Lyric discussion by almazza 

I once know one "delicate " man. He was so sweet and kind to me, and said that he loved everything about me, that I am differant for him. But I rejected his love... Why? I do not know exatcly. I just felt that I don't love him that much. He was one of best friends of mine, I trusted him alot. But he started to make dirty games and said that I am just too lonely, ambitious and don't know anything about love and relationships. That I am just too broke and I need to open my soul for love. After a week he slept with his new girlfriend, he tell me everything about his feelings about this girl. You see, I felt like a criminal. Many girls could only dream about this guy. He was so sensitive, delicate, understanding. All of my friends were against me. All of collage rumored about me that I secretly adore him and that I'm just too shy. Everybody said that I love him but just don't understanding that. He kissed his girlfriend in front of me, and tell me how expensive gifts he bought her.

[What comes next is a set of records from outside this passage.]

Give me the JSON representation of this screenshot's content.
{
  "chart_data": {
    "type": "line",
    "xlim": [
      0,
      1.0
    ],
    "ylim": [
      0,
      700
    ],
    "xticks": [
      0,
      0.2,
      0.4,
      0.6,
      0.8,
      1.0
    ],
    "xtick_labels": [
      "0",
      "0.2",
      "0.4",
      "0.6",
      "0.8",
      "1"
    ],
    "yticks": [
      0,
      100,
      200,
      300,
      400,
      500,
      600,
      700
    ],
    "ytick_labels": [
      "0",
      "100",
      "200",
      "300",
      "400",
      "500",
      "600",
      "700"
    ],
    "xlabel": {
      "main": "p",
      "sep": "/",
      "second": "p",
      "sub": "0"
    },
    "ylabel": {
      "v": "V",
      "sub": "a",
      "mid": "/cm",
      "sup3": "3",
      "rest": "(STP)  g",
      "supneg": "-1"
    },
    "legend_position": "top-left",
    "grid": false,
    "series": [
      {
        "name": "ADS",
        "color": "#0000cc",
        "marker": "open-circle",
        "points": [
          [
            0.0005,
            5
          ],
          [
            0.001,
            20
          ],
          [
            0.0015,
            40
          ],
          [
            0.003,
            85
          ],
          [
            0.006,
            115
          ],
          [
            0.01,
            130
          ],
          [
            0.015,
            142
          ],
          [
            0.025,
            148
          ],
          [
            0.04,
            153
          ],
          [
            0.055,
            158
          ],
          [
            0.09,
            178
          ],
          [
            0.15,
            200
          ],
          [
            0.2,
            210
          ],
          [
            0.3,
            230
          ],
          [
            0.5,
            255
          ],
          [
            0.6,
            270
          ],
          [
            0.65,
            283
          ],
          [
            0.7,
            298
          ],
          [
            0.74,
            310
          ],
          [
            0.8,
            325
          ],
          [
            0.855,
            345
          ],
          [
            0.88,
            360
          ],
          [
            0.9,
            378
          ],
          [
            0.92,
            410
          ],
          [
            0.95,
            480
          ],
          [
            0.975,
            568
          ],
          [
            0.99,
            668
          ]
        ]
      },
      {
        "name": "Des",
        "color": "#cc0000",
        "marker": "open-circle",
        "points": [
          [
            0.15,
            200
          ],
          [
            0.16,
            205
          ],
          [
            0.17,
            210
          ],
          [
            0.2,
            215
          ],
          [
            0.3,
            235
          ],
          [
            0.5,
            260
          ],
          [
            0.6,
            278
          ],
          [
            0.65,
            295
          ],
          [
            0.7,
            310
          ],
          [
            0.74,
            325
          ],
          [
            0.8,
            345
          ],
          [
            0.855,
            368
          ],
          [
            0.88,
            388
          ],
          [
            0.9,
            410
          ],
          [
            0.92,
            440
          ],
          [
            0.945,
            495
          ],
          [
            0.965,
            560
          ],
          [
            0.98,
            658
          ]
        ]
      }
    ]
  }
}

And I was alone. I couldn't feel anything only disappointment about myself. I couldn't love him and couldn't love myself. I felt guilty about what I've done. I started to hate him, because of his two-faced behavior. He smiled in my eyes, but he told me that I will be unhappy and lonely un my life, that I cannot study medicine.

After 5 months I have heard that he have called me crazy bit**, that I just need to be f***ed hardly because I just need a man, in front of other guys who loved me. Everything was a lie. He was just a A-hole.

So I exactly understand what Fiona sang in this song - woman always will be guilty one. She can sleep with other guys or reject one delicate man- it doesn't matter. She is always the slut. She just wants to be herself, but society makes her think that it can't be correct. She have to kill these evil deeds because she is nothing without her man. Everyone will call her stupid slut, that she is heartless and without soul. Even when she's the victim.

@almazza honey that boy just is too delicate. you deserve so much better.